The economist William Baumol is usually credited with the concept, often called Baumol’s Cost Disease or the Baumol Effect. He and a co-author wrote, “The output per man-hour of the violinist playing a Schubert quartet in a standard concert hall is relatively fixed, and it is fairly difficult to reduce the number of actors necessary for a performance of Henry IV, Part I.” In contrast, productivity in agriculture and manufacturing has hugely increased over many years. Wages tend to rise at the same pace as output per worker across the entire economy. Sectors with no or small productivity gains see rising labor costs without improvement in output per hour worked. Thus, Baumol argued, activities such as performing arts and teaching will become increasingly expensive.
Baumol’s insight was based on valid observations—but of the past. There is nothing inherent in manufacturing and services that make productivity gains different in one sector relative to the other. It seems to be an historical artifact of the technological progress of the time, not an immutable law of economics or technology.
Since Baumol’s work on the subject, retail trade productivity has increased substantially. He noted, back in the 1960s, that despite the development of supermarkets and better packaging, further gains in retailing productivity were unlikely. But today barcode scanners have eliminated the need to tag each product and for cashiers—when they are even used—to key in prices. Behind the scenes better inventory management has reduced unproductive effort and spoiled produce.
Scanning across different sectors of the economy, as McKinsey analysts have done, shows many service sectors doing well. The overall economy’s growth rate averages about one percent per year. But the sector “Arts, Entertainment and Recreation” surpassed the average gains in output per hour worked.
Consider Baumol’s comment about the Schubert concert. The violinist cannot play faster, but what about the marketing staff? Can tickets be sold more productively than through a person sitting in a booth? Can the sound and lighting be handled by a smaller staff than in years past?
Artificial intelligence can step in where people are performing intellectual tasks. Take education as an example. We often think of it as a teacher lecturing to a class, but consider all of the elements. The curriculum is developed, lesson plans are created, class progress is guessed, lesson plans are adjusted, students are evaluated. AI can help at each of those steps. Maybe a good AI tool can look at a group of students before the school year starts and adjust the standardized lesson plan for them. Maybe the AI can monitor each student’s learning day by day, then adjust future days’ lessons for the class. Maybe the AI can send a student computer-based lessons, games and quizzes that closely match that particular student’s needs and abilities. Maybe it can direct the teacher on group activities that will enhance the students’ learning. Perhaps one teacher can handle 40 or 50 or more students, with better results and less stress. I don’t know if this can happen, but it’s a vision that schools should attempt.
Some of the slow growth sectors are less competitive. A recent commentary applied Baumol’s idea to the latest British budget, explaining that there just isn’t much room for productivity growth in education or health care. One must ask how much these sectors have tried to improve productivity. Manufacturing companies can improve their profits by increasing productivity. If one firm lags behind their competitors in profitability, management will be replaced. The farmer who eschews improved techniques will earn a low return, so that land purchase offers by highly productive operators become very attractive.

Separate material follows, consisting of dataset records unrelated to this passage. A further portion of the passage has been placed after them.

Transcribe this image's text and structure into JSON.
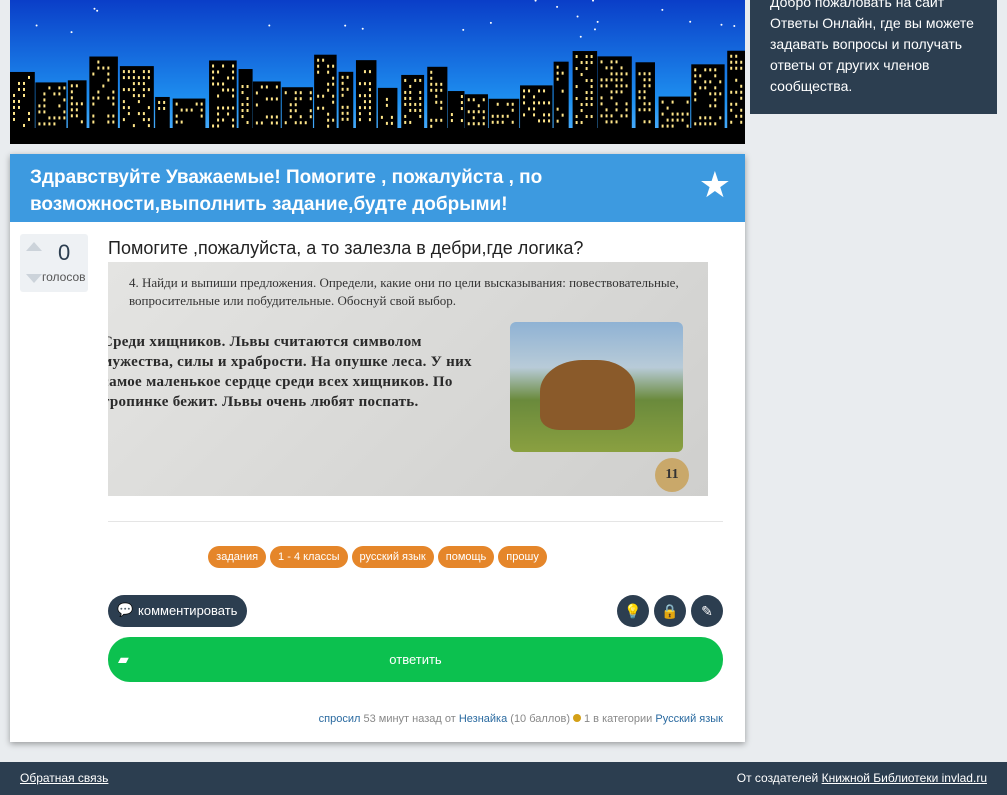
{
  "welcome": {
    "text": "Добро пожаловать на сайт Ответы Онлайн, где вы можете задавать вопросы и получать ответы от других членов сообщества."
  },
  "question": {
    "heading": "Здравствуйте Уважаемые! Помогите , пожалуйста , по возможности,выполнить задание,будте добрыми!",
    "votes": "0",
    "votes_label": "голосов",
    "title": "Помогите ,пожалуйста, а то залезла в дебри,где логика?",
    "image": {
      "task": "4. Найди и выпиши предложения. Определи, какие они по цели высказывания: повествовательные, вопросительные или побудительные. Обоснуй свой выбор.",
      "story": "Среди хищников. Львы считаются символом мужества, силы и храбрости. На опушке леса. У них самое маленькое сердце среди всех хищников. По тропинке бежит. Львы очень любят поспать.",
      "page": "11"
    },
    "tags": [
      "задания",
      "1 - 4 классы",
      "русский язык",
      "помощь",
      "прошу"
    ],
    "comment_label": "комментировать",
    "answer_label": "ответить",
    "meta": {
      "asked": "спросил",
      "time": "53 минут назад от",
      "user": "Незнайка",
      "points": "(10 баллов)",
      "count": "1 в категории",
      "category": "Русский язык"
    }
  },
  "footer": {
    "feedback": "Обратная связь",
    "credit_prefix": "От создателей",
    "credit_link": "Книжной Библиотеки invlad.ru"
  },
  "colors": {
    "header": "#3d9ae0",
    "dark": "#2c3e50",
    "tag": "#e5862a",
    "answer": "#0cc14f"
  }
}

In education, however, no principal tries to do a better job with fewer teachers. There’s no reward for it. In fact, administrators' compensation is more closely tied to the number of the people they supervise than the effectiveness of the schools.
The cure for Baumol’s cost disease will be application of all tools, including AI, to all challenges across the economy. The school principal and hospital administrator should be as diligent about finding productivity enhancements as the factory manager or farmer. In the public sector, that means political pressure on administrative leaders to find ways to do more with less, using whatever technology works best.